Membuka lembaran lama membuatku
mengutuk diri sendiri. Seandainya aku tak pernah bilang pada ibu bahwa aku
sangat ingin makan mbuta, ibu dan Nenek Toma pasti tidak akan pernah berpikir
untuk menanam bibit pohon gebang supaya bisa dinikmati sendiri tanpa larangan
pemerintah. Aku membuang kenangan itu di tepi pantai, kuharap akan hanyut
diseret ombak masa depan.

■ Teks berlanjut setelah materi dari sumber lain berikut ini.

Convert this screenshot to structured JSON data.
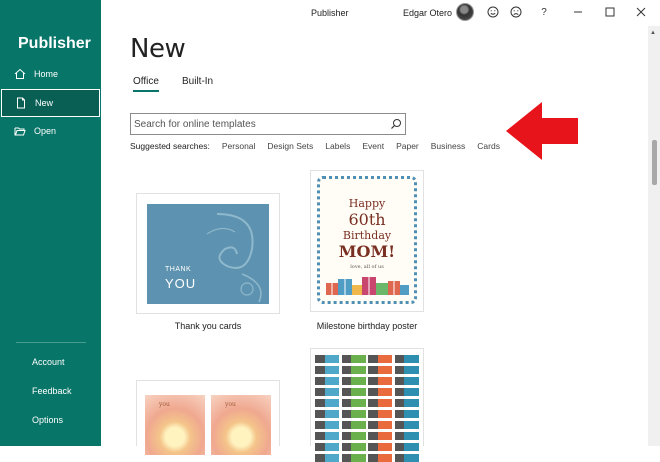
{
  "app": {
    "name": "Publisher",
    "window_title": "Publisher",
    "user_name": "Edgar Otero"
  },
  "sidebar": {
    "items": [
      {
        "label": "Home",
        "icon": "home-icon"
      },
      {
        "label": "New",
        "icon": "new-document-icon",
        "active": true
      },
      {
        "label": "Open",
        "icon": "folder-open-icon"
      }
    ],
    "bottom": [
      {
        "label": "Account"
      },
      {
        "label": "Feedback"
      },
      {
        "label": "Options"
      }
    ]
  },
  "titlebar": {
    "icons": [
      "smiley-icon",
      "frown-icon",
      "help-icon",
      "minimize-icon",
      "maximize-icon",
      "close-icon"
    ],
    "help_label": "?"
  },
  "main": {
    "title": "New",
    "tabs": [
      {
        "label": "Office",
        "active": true
      },
      {
        "label": "Built-In"
      }
    ],
    "search": {
      "placeholder": "Search for online templates",
      "value": ""
    },
    "suggested_label": "Suggested searches:",
    "suggested": [
      "Personal",
      "Design Sets",
      "Labels",
      "Event",
      "Paper",
      "Business",
      "Cards"
    ]
  },
  "templates": [
    {
      "caption": "Thank you cards",
      "preview_text_small": "THANK",
      "preview_text_large": "YOU"
    },
    {
      "caption": "Milestone birthday poster",
      "preview_lines": [
        "Happy",
        "60th",
        "Birthday",
        "MOM!",
        "love, all of us"
      ]
    },
    {
      "caption": "",
      "preview_text": "you"
    },
    {
      "caption": ""
    }
  ],
  "colors": {
    "accent": "#077568",
    "annotation_arrow": "#e8141b"
  }
}
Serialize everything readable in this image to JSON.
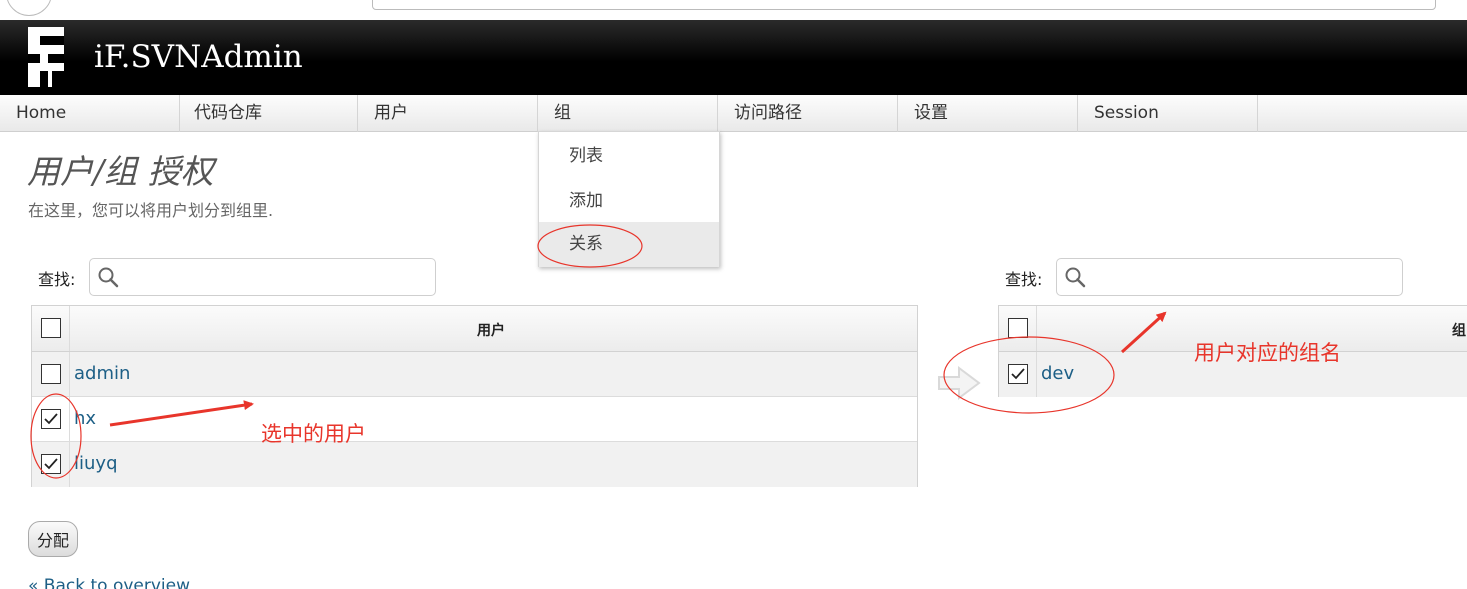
{
  "header": {
    "app_title": "iF.SVNAdmin"
  },
  "nav": {
    "items": [
      {
        "label": "Home"
      },
      {
        "label": "代码仓库"
      },
      {
        "label": "用户"
      },
      {
        "label": "组"
      },
      {
        "label": "访问路径"
      },
      {
        "label": "设置"
      },
      {
        "label": "Session"
      }
    ]
  },
  "dropdown": {
    "items": [
      {
        "label": "列表"
      },
      {
        "label": "添加"
      },
      {
        "label": "关系",
        "active": true
      }
    ]
  },
  "page": {
    "title": "用户/组 授权",
    "subtitle": "在这里，您可以将用户划分到组里."
  },
  "left_panel": {
    "search_label": "查找:",
    "column_header": "用户",
    "rows": [
      {
        "name": "admin",
        "checked": false
      },
      {
        "name": "hx",
        "checked": true
      },
      {
        "name": "liuyq",
        "checked": true
      }
    ]
  },
  "right_panel": {
    "search_label": "查找:",
    "column_header": "组",
    "rows": [
      {
        "name": "dev",
        "checked": true
      }
    ]
  },
  "actions": {
    "assign_label": "分配",
    "back_label": "« Back to overview"
  },
  "annotations": {
    "selected_users": "选中的用户",
    "group_name": "用户对应的组名"
  },
  "colors": {
    "annotation": "#e8352b",
    "link": "#1d5f86"
  }
}
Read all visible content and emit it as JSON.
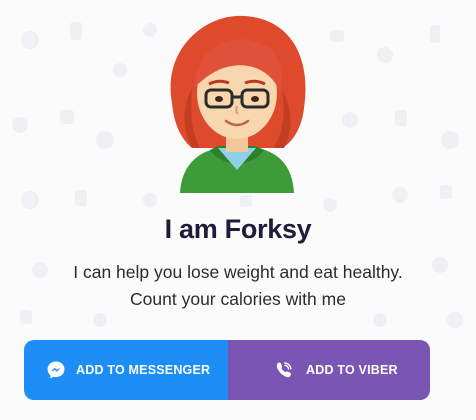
{
  "hero": {
    "title": "I am Forksy",
    "subtitle_line1": "I can help you lose weight and eat healthy.",
    "subtitle_line2": "Count your calories with me"
  },
  "actions": {
    "messenger_label": "ADD TO MESSENGER",
    "viber_label": "ADD TO VIBER"
  },
  "icons": {
    "avatar": "forksy-avatar",
    "messenger": "messenger-icon",
    "viber": "viber-icon"
  },
  "colors": {
    "messenger": "#1c8ef6",
    "viber": "#7b55b4",
    "title": "#1f1b3a",
    "hair": "#e0462e",
    "hoodie": "#3e9b3a"
  }
}
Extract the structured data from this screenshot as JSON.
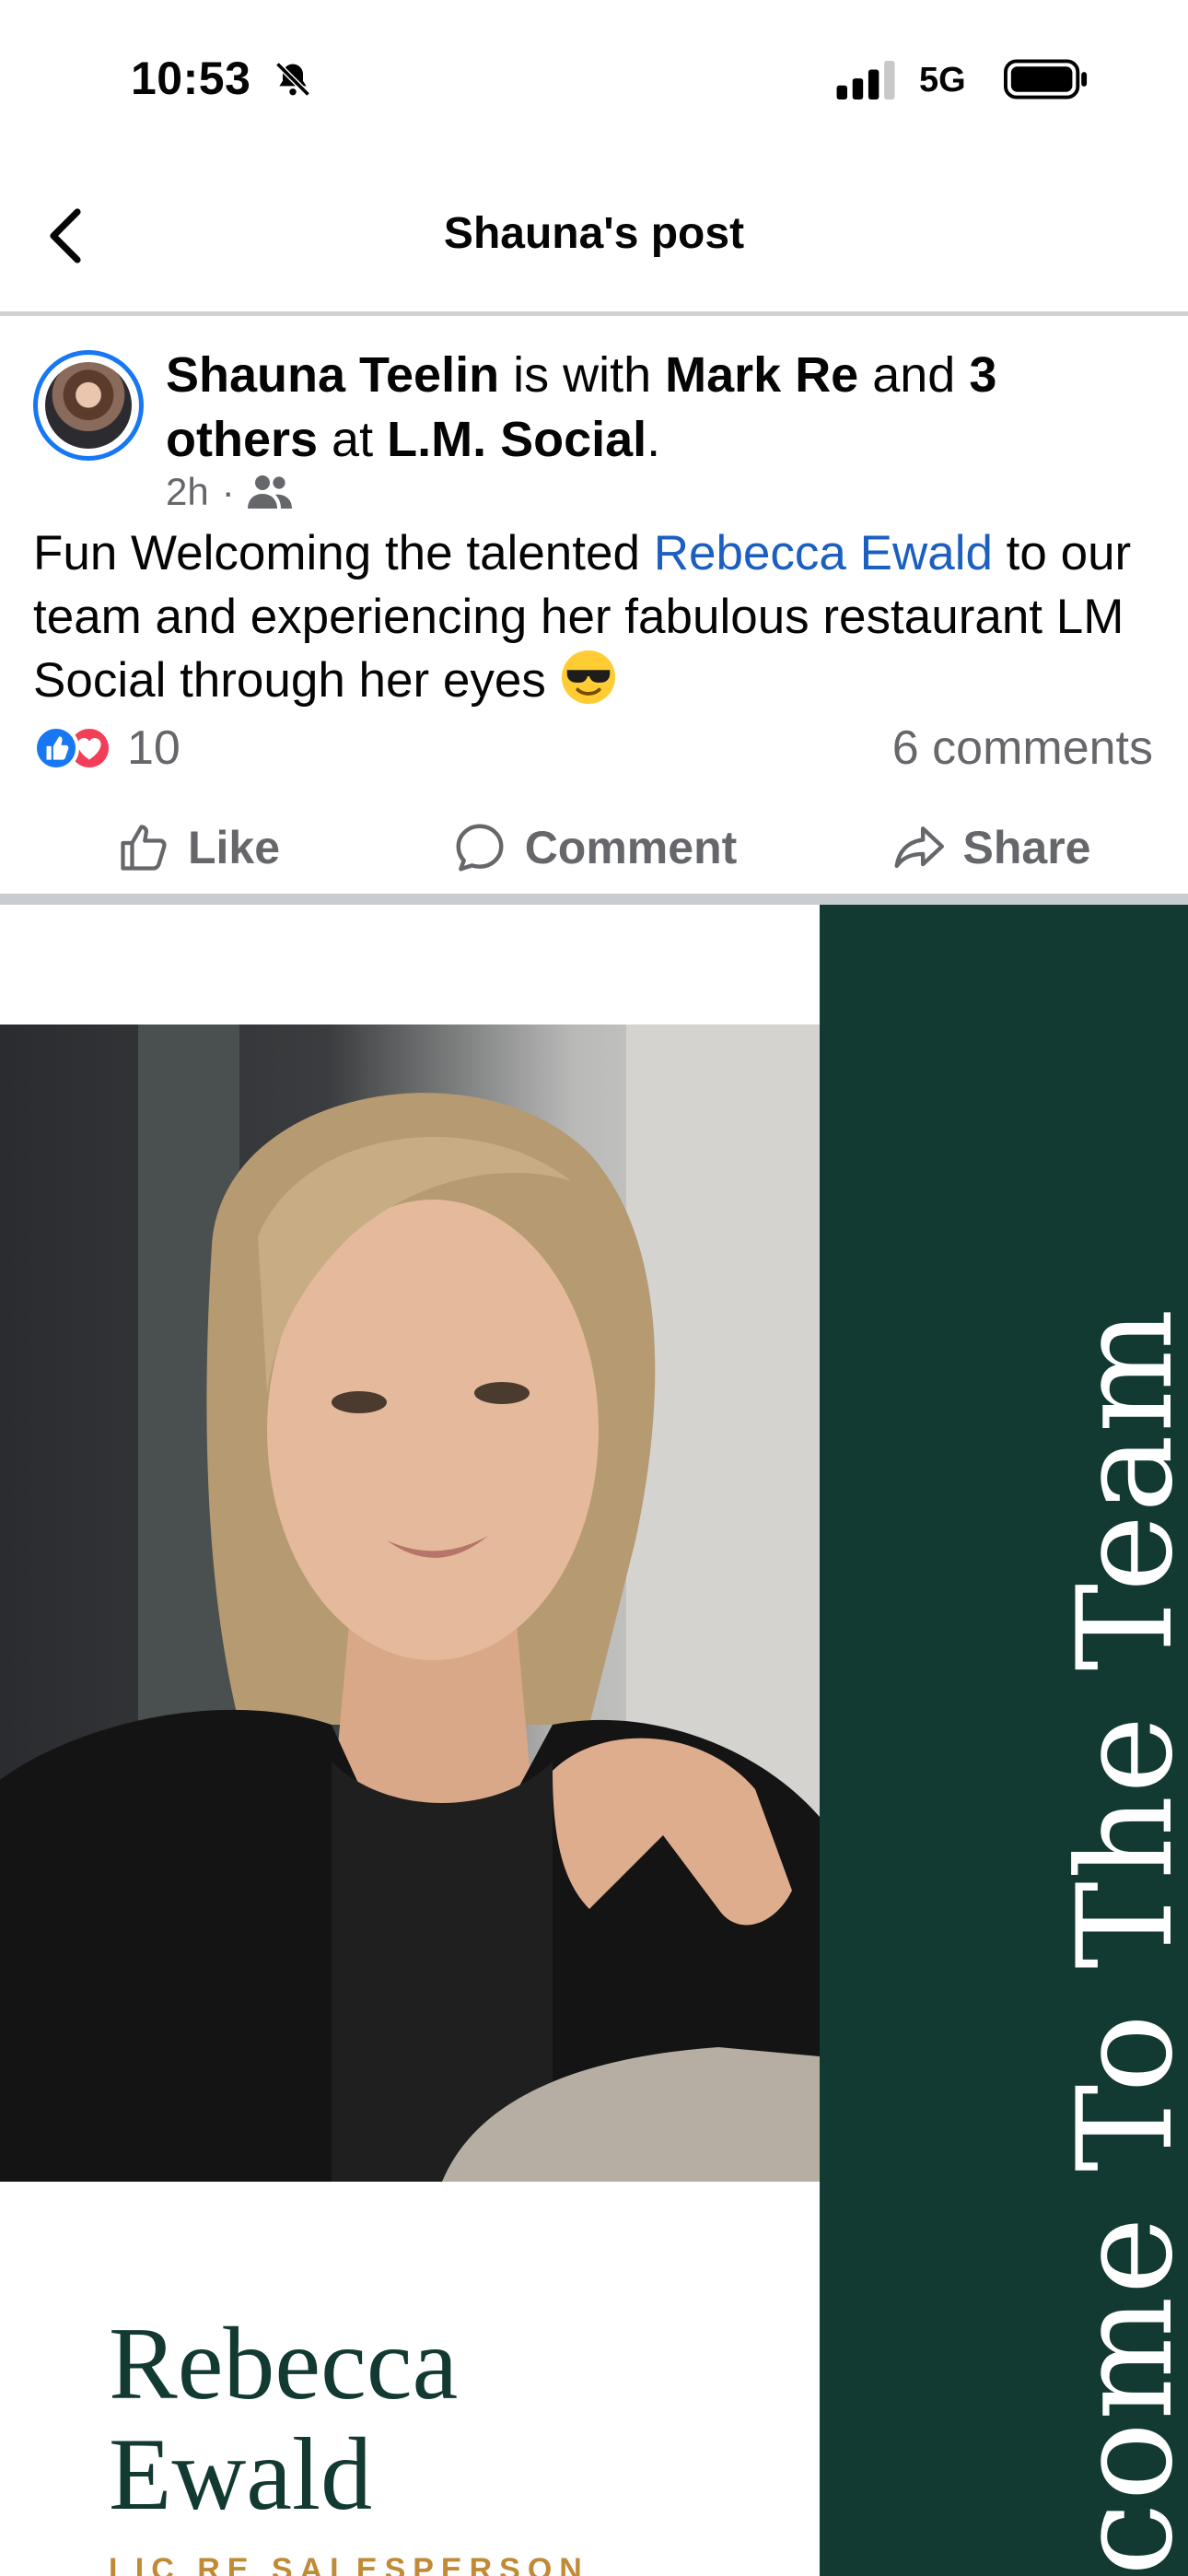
{
  "status_bar": {
    "time": "10:53",
    "network": "5G",
    "icons": [
      "bell-off-icon",
      "signal-icon",
      "battery-icon"
    ]
  },
  "header": {
    "title": "Shauna's post",
    "back_icon": "chevron-left-icon"
  },
  "post": {
    "author": "Shauna Teelin",
    "with_text": " is with ",
    "tagged": "Mark Re",
    "and_text": " and ",
    "others": "3 others",
    "at_text": " at ",
    "location": "L.M. Social",
    "period": ".",
    "time_ago": "2h",
    "audience_icon": "friends-icon",
    "text_before": "Fun Welcoming the talented ",
    "mention": "Rebecca Ewald",
    "text_after": " to our team and experiencing her fabulous restaurant LM Social through her eyes ",
    "emoji_icon": "sunglasses-emoji-icon"
  },
  "engagement": {
    "reactions_count": "10",
    "comments_label": "6 comments",
    "reaction_icons": [
      "like-reaction-icon",
      "love-reaction-icon"
    ]
  },
  "actions": [
    {
      "label": "Like",
      "icon": "thumbs-up-icon"
    },
    {
      "label": "Comment",
      "icon": "comment-bubble-icon"
    },
    {
      "label": "Share",
      "icon": "share-arrow-icon"
    }
  ],
  "photo": {
    "vertical_caption": "come To The Team",
    "name_line1": "Rebecca",
    "name_line2": "Ewald",
    "role": "LIC RE SALESPERSON"
  },
  "colors": {
    "link": "#1b5fc1",
    "facebook_blue": "#1877f2",
    "love_red": "#f33e58",
    "secondary_text": "#65676b",
    "brand_green": "#123a32",
    "gold": "#c08a36"
  }
}
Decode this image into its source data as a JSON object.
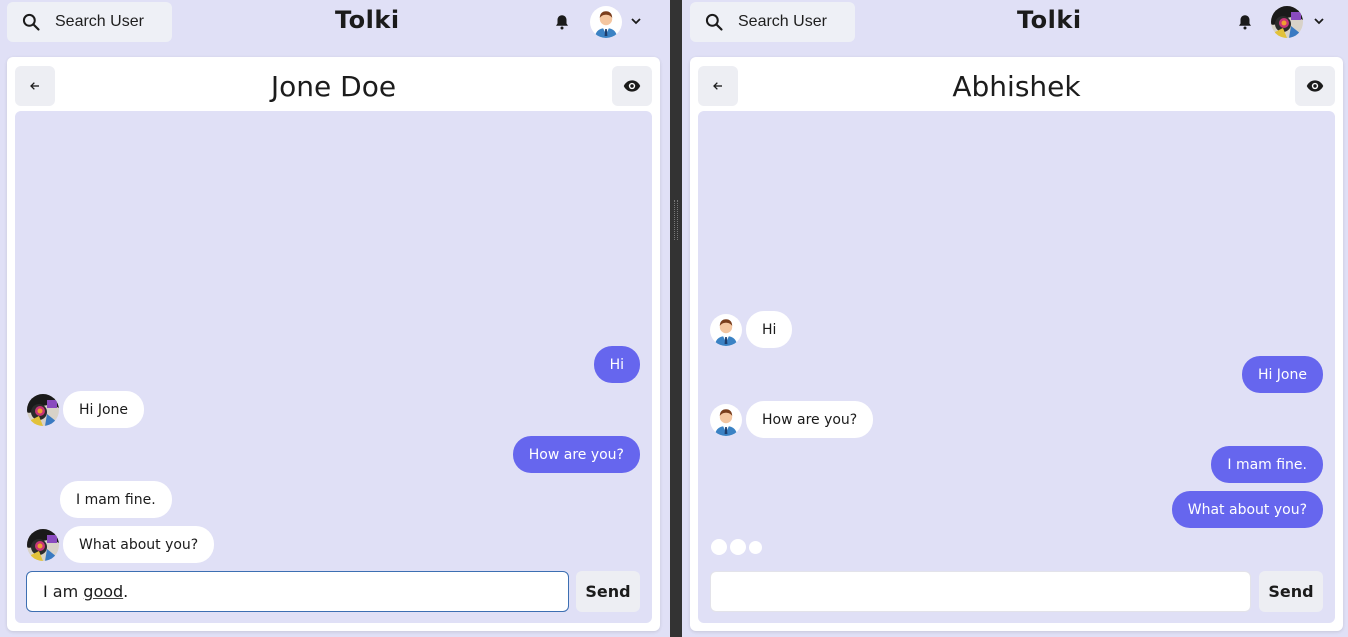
{
  "colors": {
    "accent": "#6666ee",
    "background": "#e0e0f6",
    "card": "#ffffff"
  },
  "left": {
    "search_label": "Search User",
    "brand": "Tolki",
    "chat_title": "Jone Doe",
    "input_prefix": "I am ",
    "input_misspelled": "good",
    "input_suffix": ".",
    "send_label": "Send",
    "messages": [
      {
        "side": "out",
        "text": "Hi"
      },
      {
        "side": "in",
        "text": "Hi Jone"
      },
      {
        "side": "out",
        "text": "How are you?"
      },
      {
        "side": "in",
        "text": "I mam fine."
      },
      {
        "side": "in",
        "text": "What about you?"
      }
    ]
  },
  "right": {
    "search_label": "Search User",
    "brand": "Tolki",
    "chat_title": "Abhishek",
    "input_value": "",
    "send_label": "Send",
    "messages": [
      {
        "side": "in",
        "text": "Hi"
      },
      {
        "side": "out",
        "text": "Hi Jone"
      },
      {
        "side": "in",
        "text": "How are you?"
      },
      {
        "side": "out",
        "text": "I mam fine."
      },
      {
        "side": "out",
        "text": "What about you?"
      }
    ],
    "typing_indicator": true
  },
  "icons": {
    "search": "search-icon",
    "bell": "bell-icon",
    "back": "arrow-left-icon",
    "view": "eye-icon",
    "chevron": "chevron-down-icon"
  }
}
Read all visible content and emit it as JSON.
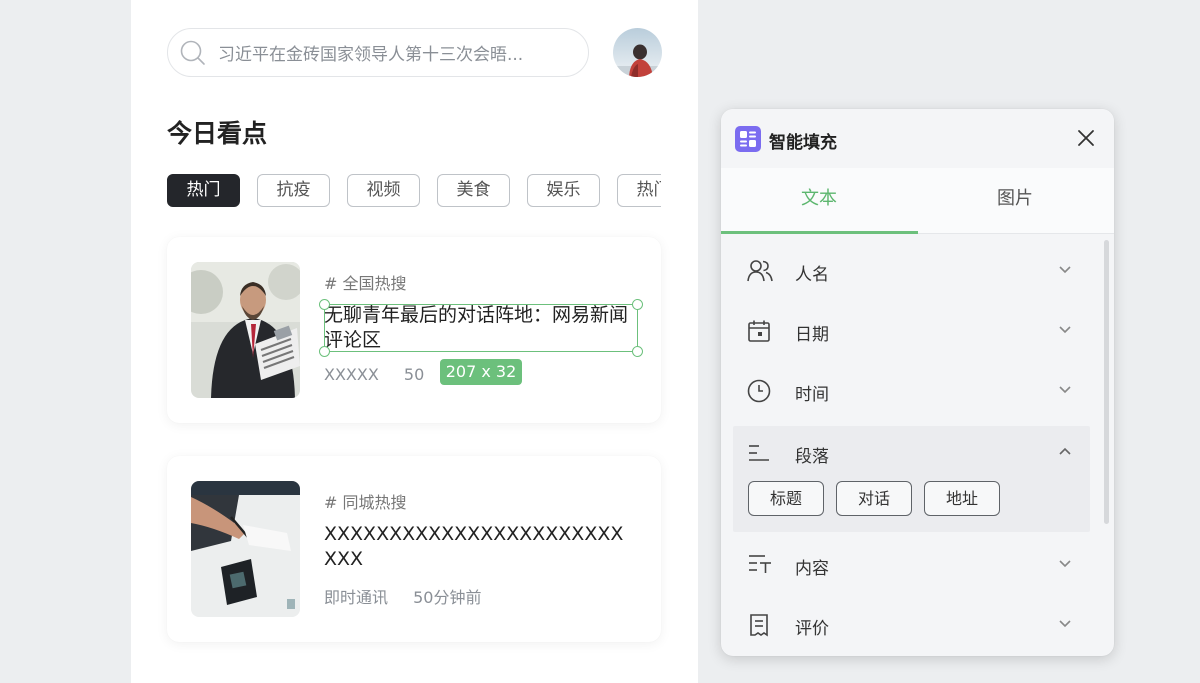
{
  "search": {
    "text": "习近平在金砖国家领导人第十三次会晤..."
  },
  "section_title": "今日看点",
  "tags": [
    "热门",
    "抗疫",
    "视频",
    "美食",
    "娱乐",
    "热门"
  ],
  "cards": [
    {
      "category": "#  全国热搜",
      "title": "无聊青年最后的对话阵地：网易新闻评论区",
      "source": "XXXXX",
      "time": "50"
    },
    {
      "category": "#  同城热搜",
      "title": "XXXXXXXXXXXXXXXXXXXXXXX XXX",
      "source": "即时通讯",
      "time": "50分钟前"
    }
  ],
  "selection": {
    "size_label": "207 x 32"
  },
  "panel": {
    "title": "智能填充",
    "tabs": [
      "文本",
      "图片"
    ],
    "items": [
      {
        "label": "人名",
        "icon": "people-icon"
      },
      {
        "label": "日期",
        "icon": "calendar-icon"
      },
      {
        "label": "时间",
        "icon": "clock-icon"
      },
      {
        "label": "段落",
        "icon": "paragraph-icon",
        "subtags": [
          "标题",
          "对话",
          "地址"
        ]
      },
      {
        "label": "内容",
        "icon": "text-content-icon"
      },
      {
        "label": "评价",
        "icon": "review-icon"
      }
    ]
  },
  "colors": {
    "accent": "#6cc07c",
    "logo": "#7b6cf0",
    "active_tag": "#24262b"
  }
}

Kedua kaki kupaksa untuk terus melangkah ke perahu
motor warisan bapak, lalu menyalakan mesinnya untuk menjaring ikan ke tengah
laut.

*

Hasil tangkapanku tidak begitu
banyak, namun cukup untuk persediaan makan tiga hari ke depan. Malam ini
terdengar nyaring denting batang kayu yang dipukul-pukul sebagai tanda
dimulainya kolo kamba. Para wanita di perkampungan komodo pun serempak
menumbuk-numbuk lesung berisi bubuk kayu yang dicampur dengan daging ayam (dulu
daging rusa). Biasanya, warga Kampung Komodo akan melakukan aru gele sebagai
bentuk penghormatan terhadap kadal raksasa yang mampu mengendus bau dengan
lidahnya hingga jarak 11 kilometer tersebut. Kampung yang sunyi itu kini terasa
seperti pasar malam.

Sesampainya di desa, tampak
orang-orang berkerumun seperti semut memadati balai desa. ”Ada apa ini, Mak?”
tanyaku pada salah satu penduduk yang sedang ikut menumbuk lesung.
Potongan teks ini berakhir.